I think Ernie is a chucklehead. The exercises you mentioned certainly are not appropriate for everyone, but executed properly they are not unsafe. I do forward lunges with at least half my clients, and I consider them very useful for improving performance in a number of sports as well as activities of daily living. Think about what happens when you run, or even when you walk down stairs--you're absorbing a lot of force every time the front leg lands. Alternating front lunges help teach good landing mechanics.

If a client is very overweight or has poor balance I agree that forward lunges might not be a good choice. For that person I might suggest step-ups onto a low box, or split squats holding on to a barre to aid balance and reduce workload.

Doin the Math said...

Ernie is why I don't like *most* personal trainers. If you're new, like Leanne, you don't know you've been stuck with an Ernie, until you have had a Laura or Wendy to compare him to. So you end up with these ideas that you think are fact because someone with letters after their name told you so. :(

WTG on sticking to your early a.m. routine! I hear you on the night routine. I get home between 5:15-6:00 depending on errands, and bedtime is 8:00. Cook, wash, lay out clothes, bed. I've actually started staying up til 9:00 in an effort to spend more time with J, but it makes me sleepy.

Wennndy said...

There are reasons to argue for or against every freaking exercise on the face of the planet. At least Ernie reads about training, I'll give him that. I don't know how much time he actually has spent doing hands-on training, though. It's through watching the body in motion and actually DOING exercises and workouts yourself that you learn important things about clients, IMO.

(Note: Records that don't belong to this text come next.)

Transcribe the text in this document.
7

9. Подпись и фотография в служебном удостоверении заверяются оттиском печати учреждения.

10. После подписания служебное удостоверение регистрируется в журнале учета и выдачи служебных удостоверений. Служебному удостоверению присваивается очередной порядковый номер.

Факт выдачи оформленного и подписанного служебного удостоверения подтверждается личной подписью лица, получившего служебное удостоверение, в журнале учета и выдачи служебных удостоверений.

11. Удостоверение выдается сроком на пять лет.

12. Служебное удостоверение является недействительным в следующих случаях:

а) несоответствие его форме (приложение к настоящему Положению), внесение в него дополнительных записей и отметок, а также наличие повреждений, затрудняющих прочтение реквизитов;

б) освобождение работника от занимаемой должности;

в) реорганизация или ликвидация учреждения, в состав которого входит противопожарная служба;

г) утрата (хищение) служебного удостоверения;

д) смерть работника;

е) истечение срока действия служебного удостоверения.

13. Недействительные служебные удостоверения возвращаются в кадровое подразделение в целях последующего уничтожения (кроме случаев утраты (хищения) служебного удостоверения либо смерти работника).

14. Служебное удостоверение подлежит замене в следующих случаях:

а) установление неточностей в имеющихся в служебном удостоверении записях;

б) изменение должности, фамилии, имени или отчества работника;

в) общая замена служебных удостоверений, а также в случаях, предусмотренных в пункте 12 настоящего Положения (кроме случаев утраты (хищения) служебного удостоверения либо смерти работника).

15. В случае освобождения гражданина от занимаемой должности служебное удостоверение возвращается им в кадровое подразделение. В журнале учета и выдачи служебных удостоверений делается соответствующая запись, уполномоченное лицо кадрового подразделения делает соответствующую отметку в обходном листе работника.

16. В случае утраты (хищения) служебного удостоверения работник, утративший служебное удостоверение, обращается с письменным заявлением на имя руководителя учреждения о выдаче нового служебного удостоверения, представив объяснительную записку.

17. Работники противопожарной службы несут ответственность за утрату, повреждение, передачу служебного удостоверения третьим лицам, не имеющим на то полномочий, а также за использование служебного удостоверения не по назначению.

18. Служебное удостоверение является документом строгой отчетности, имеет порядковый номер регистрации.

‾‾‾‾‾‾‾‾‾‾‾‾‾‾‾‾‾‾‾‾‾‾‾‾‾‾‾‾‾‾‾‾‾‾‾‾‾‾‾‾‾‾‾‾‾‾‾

So, my underlying thought is: blahblahblahblahblah, Ernie. You are showing off for Leanne with your Extensive Knowledge and want to keep her confused so you can remain like Confucius.

When it comes to lunges, I specifically choose the lunge I want clients to do based on what I'm trying to accomplish. Or what they are capable of. Or what we did the previous workout. Or, sometimes, I admit it, what mood I'm in that day. Of course, I would NEVER give a client a specific lunge if they couldn't do it safely.

Do you notice how the leg extensions come at the very END of the workout? That's because we've blasted the hell out of your legs with compound movements before then (yeah, mostly quad-centric exercises but still compound), and now it's time to finish toasting the quads with a specific isolation exercise.

And you are doing that isolation exercise because you want some very specific physique changes. Yes? Yes! :)

Curious: How bent are your elbows in the rear delt raises?